Taking the commercial idea further, wouldn’t jettisoning many batteries on a commercial aircraft carrying 100 people mean parachutes landing empty/used batteries is not feasible (if you think about how many flights take place on any given day around the world and the weight of the batteries, which could be several tonnes to transition and dock)? And is it even commercially viable from a cost standpoint to fly several tonnes of batteries every two hours to dozens of aircraft in a commercial world? Is it finally less expensive than using fuel?
For this scale, we would not propose our parachute approach, for large scale operations, you must drop and re-dock the flying UAV battery packs during flight. There is no reason a large flying UAV battery pack cannot fly up to and be tethered to a large aircraft carrying passengers, freight or military equipment and when the UAV is depleted, it drops away and glides to a landing at a predetermined recovery and recharge location. On the topic of expense, none of this is less expensive than using fuel! Fuel is still incredibly cheap for the amount of energy it is able to store. In the short term, electric airplanes are feasible for specific missions but not as a direct replacement for all fossil fuel burning aircraft. When quiet operations are required, or when the military demands a low heat signature for stealthy operation, or for areas with severe noise restrictions, or for training aircraft doing many landings and take-offs close to an airport, missions like this the electric plane makes sense. One day if society runs low on fossil fuels or when fuel becomes significantly more expensive, only then can you make a direct cost comparison with electric aircraft. This is why virtually all electric vehicles are being subsidized to some extent by someone.

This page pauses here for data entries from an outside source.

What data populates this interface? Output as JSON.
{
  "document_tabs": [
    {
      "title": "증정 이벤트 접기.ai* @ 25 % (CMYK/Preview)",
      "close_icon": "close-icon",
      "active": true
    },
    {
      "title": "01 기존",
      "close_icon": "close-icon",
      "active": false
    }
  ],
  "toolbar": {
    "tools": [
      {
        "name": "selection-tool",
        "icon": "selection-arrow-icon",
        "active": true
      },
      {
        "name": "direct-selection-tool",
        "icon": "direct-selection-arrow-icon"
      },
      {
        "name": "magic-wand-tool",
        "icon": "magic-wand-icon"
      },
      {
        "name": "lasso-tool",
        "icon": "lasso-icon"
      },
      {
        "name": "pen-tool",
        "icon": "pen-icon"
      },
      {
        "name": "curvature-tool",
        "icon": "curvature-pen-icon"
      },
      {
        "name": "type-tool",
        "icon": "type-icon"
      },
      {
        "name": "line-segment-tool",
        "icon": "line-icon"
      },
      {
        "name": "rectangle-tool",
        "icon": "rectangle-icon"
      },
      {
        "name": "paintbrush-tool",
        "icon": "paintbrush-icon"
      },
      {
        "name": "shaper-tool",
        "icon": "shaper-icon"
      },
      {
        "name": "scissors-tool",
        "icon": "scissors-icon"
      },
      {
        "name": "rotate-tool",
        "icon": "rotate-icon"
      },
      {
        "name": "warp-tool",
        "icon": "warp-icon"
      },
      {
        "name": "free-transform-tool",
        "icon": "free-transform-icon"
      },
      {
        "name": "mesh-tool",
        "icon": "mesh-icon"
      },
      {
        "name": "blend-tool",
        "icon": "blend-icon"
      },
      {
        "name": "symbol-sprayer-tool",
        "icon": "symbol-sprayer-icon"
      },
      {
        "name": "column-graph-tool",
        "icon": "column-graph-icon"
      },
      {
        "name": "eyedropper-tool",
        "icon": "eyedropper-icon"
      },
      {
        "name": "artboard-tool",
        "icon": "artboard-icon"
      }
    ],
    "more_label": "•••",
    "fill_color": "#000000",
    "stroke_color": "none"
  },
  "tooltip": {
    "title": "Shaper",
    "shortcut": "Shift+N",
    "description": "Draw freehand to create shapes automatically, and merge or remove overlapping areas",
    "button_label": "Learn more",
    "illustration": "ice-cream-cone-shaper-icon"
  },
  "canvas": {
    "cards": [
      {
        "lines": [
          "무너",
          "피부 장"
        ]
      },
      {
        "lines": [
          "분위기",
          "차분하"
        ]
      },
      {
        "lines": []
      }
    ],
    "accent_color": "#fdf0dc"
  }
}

Following on from the last question – does your long term vision for commercial flights powered by electric batteries also rely on the future development of batteries?
The whole premise of our technology is that we are working to provide long-range electric flight now, in the near term, even if no improvements in batteries were forthcoming. We don’t want to wait for batteries to enable long range flight, and we don’t think we have to. In the area of lithium-ion polymer pouch cells suitable for electric vehicle applications, we honestly have not seen much is any improvement in wh/kg in the past 3 years or so – from 2009 to today. Of course improvements are coming, and when they do, you will still need our technology, only you can reduce the number of UAV docking operations for each particular mission. We don’t see any scenario in the foreseeable future where battery technology achieves anything close to fossil fuel energy density parity that is available for purchase and suitable for electric vehicles performing the same missions as gasoline vehicles. This is why we are confident that we are on the right path, and leading the push to build battery-agnostic long-range aircraft right now.
What does the Unmanned Aerial Vehicle (UAV) look like? There are various configurations – mostly a cylindrical pod containing batteries that also has wings! There are several in the image in the Wired article docked to our LREA. The DoE UAVs will be based more on a modified glider airframe, so they will all look different depending on the program.
On your team there are “Byron Young, Robert Ussery, and John Kolaczynski, who all came from the A160 Hummingbird VTOL Unmanned UAV Helicopter program, which successfully transitioned from DARPA funding to a commercial product of The Boeing Company” – can you tell me a bit more about the UAV Helicopter program, how it worked and how it supports the Flight of the Century mission? Also our Chief Engineer Ben Tigner came from the A160 program. This was an unmanned helicopter developed by Frontier Systems and sold to the Boeing Company seen here: http://www.boeing.com/bds/phantom_works/hummingbird.html Our engineers worked on this program as employees of either Frontier Systems or Boeing, or both. Our company Flight of the Century had no role in the A160, but we have the engineers who were successful and are experienced from that exciting program.